所がゴルフのボールは違って穴だらけ。何故だろうなあ。
え? あんまり飛びすぎると無くっしゃうから。(笑声)
所が違うんだなあ。もしゴルフの球が卓球の球みたいにのっぺりしていたら、全く同じように打つと、わずか三分の一しか飛ばないんだそうだ。ちょっと驚きだね。
あのように窪みをたくさんつけてあるから、三倍も飛ぶんだそうだ。
メーカーが色々と実験をして、一番遠く迄飛ぶように作ったらしい。
何故そうなるのか分からないので理科の先生に聞いたら、どうもスピンと空気の渦に関係があるらしい。
スピンと言うのは回転で、地球の自転みたいなものだ。
ゴルフのボールを強く打つと、打たれた場所によって自転しながら飛んで行く。
うまく打つと野球のカーブのよう曲る力が上へ上へと働いて距離が伸びる。
下手やって反対廻りにしゃったら目の前に墜落、いい塩梅にウサギでもいてくれればいいんだが、一生やってても待ちぼうけって訳だろう。(笑声)
とにかくこの場合は空気抵抗があった方がいい。
空気の渦の場合もそうで、空気抵抗が少ないと大きい渦が出来てブレーキがかかり、空気抵抗が大きい方がむしろ渦が出来ないのだそうだ。
とか色々難しい理屈を聞かされた後で、でも、このような流体力学の問題は自分の専門じゃあないから、間違ってても知らないヨって言われた。(笑声)
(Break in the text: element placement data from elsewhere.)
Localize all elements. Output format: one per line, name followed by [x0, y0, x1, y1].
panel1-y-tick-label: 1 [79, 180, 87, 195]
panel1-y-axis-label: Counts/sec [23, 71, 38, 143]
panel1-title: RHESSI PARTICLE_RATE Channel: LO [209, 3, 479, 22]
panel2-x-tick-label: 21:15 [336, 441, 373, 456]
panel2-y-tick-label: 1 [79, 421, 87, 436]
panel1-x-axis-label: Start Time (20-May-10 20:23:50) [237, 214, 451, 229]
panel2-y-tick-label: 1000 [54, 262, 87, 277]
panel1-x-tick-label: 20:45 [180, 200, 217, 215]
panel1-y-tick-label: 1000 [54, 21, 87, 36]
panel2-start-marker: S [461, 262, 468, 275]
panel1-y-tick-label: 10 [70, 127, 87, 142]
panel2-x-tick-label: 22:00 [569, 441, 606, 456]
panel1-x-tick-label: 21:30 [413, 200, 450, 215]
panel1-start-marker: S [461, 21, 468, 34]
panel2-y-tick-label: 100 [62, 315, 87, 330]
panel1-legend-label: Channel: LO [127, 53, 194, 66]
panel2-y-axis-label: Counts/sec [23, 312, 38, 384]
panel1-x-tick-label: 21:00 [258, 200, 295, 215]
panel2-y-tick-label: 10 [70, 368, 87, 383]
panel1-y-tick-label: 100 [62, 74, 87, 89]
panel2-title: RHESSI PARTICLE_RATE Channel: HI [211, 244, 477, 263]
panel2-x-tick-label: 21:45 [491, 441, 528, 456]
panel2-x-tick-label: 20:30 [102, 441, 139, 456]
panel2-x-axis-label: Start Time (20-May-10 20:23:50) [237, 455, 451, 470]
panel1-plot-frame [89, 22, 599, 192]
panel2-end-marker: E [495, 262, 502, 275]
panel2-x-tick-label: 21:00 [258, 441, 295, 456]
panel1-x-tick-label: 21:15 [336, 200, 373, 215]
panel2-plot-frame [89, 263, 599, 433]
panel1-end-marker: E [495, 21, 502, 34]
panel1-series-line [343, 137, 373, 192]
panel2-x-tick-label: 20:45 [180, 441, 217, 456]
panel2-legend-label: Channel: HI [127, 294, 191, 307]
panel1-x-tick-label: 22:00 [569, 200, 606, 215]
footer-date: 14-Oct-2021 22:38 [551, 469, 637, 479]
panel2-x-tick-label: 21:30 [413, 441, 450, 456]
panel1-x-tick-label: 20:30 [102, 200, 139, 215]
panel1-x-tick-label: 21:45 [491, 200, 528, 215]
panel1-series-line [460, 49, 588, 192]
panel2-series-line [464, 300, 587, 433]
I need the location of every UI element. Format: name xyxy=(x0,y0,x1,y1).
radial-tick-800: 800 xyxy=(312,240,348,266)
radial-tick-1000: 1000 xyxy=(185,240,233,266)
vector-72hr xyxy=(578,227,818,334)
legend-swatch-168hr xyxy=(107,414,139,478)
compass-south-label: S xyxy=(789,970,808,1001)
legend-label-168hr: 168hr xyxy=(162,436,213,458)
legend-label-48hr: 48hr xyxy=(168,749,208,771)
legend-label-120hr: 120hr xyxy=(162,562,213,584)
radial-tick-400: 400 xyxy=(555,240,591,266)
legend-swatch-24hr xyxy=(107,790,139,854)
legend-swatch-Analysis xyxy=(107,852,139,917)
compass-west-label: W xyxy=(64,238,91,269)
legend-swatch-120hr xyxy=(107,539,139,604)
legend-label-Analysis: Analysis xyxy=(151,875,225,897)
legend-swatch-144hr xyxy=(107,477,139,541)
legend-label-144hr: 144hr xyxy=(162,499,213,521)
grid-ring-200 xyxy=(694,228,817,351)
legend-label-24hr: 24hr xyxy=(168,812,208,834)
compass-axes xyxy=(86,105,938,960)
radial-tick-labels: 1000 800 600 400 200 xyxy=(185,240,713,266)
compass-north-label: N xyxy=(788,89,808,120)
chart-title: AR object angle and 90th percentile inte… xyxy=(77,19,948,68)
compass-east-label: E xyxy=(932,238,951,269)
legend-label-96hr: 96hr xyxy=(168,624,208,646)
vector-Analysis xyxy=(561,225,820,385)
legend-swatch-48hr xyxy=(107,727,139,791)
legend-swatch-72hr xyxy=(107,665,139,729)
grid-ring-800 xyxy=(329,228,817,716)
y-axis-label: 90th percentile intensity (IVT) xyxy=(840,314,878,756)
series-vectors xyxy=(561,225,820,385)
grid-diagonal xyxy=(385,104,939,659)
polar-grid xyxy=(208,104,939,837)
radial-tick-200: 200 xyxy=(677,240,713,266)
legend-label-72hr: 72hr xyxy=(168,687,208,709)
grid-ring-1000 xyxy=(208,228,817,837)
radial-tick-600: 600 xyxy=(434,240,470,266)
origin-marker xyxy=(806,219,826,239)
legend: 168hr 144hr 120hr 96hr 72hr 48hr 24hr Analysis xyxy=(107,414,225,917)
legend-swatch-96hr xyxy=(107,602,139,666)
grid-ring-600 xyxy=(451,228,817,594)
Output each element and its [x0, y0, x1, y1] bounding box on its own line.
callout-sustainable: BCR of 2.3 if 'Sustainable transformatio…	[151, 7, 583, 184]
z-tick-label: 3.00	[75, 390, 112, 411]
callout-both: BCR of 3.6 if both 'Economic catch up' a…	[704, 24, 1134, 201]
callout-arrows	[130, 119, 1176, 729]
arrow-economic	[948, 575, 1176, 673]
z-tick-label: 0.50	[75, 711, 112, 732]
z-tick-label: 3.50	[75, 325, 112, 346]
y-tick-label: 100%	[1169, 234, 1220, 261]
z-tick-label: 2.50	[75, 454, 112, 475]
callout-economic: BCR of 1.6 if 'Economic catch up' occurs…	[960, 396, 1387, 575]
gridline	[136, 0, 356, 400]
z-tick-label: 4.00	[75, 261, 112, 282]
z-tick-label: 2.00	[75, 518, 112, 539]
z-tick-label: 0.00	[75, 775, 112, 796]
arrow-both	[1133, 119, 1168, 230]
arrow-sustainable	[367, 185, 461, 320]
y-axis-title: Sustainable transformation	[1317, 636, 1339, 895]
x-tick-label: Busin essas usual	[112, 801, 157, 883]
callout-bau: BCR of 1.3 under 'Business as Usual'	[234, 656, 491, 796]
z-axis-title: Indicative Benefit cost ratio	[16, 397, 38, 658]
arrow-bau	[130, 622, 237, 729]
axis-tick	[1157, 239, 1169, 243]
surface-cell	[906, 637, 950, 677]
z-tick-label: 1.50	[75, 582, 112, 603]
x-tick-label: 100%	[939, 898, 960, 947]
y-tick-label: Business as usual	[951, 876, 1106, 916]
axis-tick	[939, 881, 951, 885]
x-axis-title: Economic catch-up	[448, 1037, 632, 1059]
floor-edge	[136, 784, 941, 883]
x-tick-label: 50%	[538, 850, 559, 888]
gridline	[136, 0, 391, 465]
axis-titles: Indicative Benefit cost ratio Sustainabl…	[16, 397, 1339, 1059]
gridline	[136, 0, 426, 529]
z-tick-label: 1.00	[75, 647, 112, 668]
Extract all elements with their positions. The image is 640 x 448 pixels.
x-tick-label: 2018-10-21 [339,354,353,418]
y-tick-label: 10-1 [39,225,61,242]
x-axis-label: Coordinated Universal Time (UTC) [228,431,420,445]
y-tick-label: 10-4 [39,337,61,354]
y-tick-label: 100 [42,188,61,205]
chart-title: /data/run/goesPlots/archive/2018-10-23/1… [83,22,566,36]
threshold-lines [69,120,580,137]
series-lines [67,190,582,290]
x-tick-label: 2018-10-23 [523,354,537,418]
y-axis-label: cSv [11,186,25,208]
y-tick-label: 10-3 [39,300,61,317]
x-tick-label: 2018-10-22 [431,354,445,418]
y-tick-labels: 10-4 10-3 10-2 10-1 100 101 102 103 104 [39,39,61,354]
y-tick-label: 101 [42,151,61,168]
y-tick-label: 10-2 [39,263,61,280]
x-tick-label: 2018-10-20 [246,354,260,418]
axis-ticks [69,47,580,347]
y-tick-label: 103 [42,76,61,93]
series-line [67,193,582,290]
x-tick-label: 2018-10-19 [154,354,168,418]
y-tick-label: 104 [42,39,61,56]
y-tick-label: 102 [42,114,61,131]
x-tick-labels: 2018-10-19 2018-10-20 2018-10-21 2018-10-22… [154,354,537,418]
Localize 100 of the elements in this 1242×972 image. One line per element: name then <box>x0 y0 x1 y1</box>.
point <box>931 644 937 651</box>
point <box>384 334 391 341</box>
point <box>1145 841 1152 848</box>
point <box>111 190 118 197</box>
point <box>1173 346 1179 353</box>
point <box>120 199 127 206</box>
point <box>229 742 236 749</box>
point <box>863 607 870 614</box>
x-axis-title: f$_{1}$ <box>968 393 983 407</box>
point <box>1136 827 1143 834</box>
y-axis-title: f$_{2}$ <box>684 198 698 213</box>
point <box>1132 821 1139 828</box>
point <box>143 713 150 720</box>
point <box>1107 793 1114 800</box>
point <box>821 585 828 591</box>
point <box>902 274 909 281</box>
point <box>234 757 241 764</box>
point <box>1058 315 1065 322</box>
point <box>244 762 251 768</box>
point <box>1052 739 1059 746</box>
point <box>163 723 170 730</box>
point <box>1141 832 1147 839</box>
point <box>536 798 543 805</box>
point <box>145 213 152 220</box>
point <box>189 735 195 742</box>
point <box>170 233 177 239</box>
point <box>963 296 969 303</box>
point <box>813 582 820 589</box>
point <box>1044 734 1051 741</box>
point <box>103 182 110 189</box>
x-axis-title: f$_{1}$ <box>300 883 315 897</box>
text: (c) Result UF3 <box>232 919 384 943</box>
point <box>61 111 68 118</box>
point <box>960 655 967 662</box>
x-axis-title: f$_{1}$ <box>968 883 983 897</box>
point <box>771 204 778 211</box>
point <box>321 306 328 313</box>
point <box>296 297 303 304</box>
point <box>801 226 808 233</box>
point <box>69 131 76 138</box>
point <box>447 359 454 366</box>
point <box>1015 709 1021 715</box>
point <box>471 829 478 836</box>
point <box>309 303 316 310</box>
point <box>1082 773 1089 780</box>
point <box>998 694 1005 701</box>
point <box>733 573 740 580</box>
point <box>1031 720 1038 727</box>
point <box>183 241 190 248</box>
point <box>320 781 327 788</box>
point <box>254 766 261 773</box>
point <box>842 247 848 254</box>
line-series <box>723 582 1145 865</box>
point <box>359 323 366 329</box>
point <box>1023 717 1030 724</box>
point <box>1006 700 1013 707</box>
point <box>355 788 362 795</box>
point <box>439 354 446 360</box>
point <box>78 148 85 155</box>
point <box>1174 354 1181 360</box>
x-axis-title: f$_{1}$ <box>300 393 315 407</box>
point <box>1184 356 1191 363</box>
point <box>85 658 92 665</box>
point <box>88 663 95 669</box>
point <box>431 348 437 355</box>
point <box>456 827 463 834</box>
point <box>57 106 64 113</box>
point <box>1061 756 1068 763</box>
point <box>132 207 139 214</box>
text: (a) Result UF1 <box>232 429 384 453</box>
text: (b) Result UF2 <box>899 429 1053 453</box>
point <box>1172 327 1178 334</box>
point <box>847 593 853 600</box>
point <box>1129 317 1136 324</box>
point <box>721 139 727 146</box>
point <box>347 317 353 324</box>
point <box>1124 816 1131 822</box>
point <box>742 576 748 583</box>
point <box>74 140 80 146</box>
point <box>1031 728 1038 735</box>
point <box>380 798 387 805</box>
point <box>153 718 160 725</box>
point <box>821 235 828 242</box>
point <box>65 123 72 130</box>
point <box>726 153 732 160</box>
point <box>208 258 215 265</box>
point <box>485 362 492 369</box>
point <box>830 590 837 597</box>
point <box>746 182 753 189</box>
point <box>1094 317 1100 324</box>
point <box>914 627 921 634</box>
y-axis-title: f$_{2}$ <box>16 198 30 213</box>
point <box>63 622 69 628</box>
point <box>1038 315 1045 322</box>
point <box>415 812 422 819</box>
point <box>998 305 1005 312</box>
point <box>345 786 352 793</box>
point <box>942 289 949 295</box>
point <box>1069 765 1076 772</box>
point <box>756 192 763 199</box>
とにかく流体力学の問題ってのは、どうも、常識では分からないような事が多い。
例えば船の舳先(へさき)の大きい球だ。ボートみたいな小さい舟はいわゆる舟型で、流線型になってるけれど、大きい船は喫水線の下に大きいゲンコツみたいな物が出っ張っている。
そうだ。知ってる者大勢いるな。
あんなものがあったんじゃあ水の抵抗が増えて困ると思ったら大違い。同じようにエンジンを回してもスピードがぐっと速くなるそうだ。
コンピューターで難しい計算をしたり、水槽実験なんて、まあプールで模型を動かしたりして設計をするんだろうが、船が作る波と、ゲンコツが作る波とを打ち消し合せて全体の波つまり造波抵抗と言うのを減らす、という訳でスピードが出る。
ゲンコツ部分の水の抵抗なんか、物の数じゃ無いって訳だ。
実際に今の船は、昔の船に比べて波を立てない。その分だけエネルギーのロスを防いでいる。
スピード・スケートの選手が面白い物を付けてるのを知ってるかな。変なギザギザみたいな物。
そうだ。帽子や足なんかに付けてる奴だ。
あんなもの付けてりゃ、空気抵抗が増えて遅くなっちゃうと思ったら大違い。あれがあった方がスピードが出るそうだ。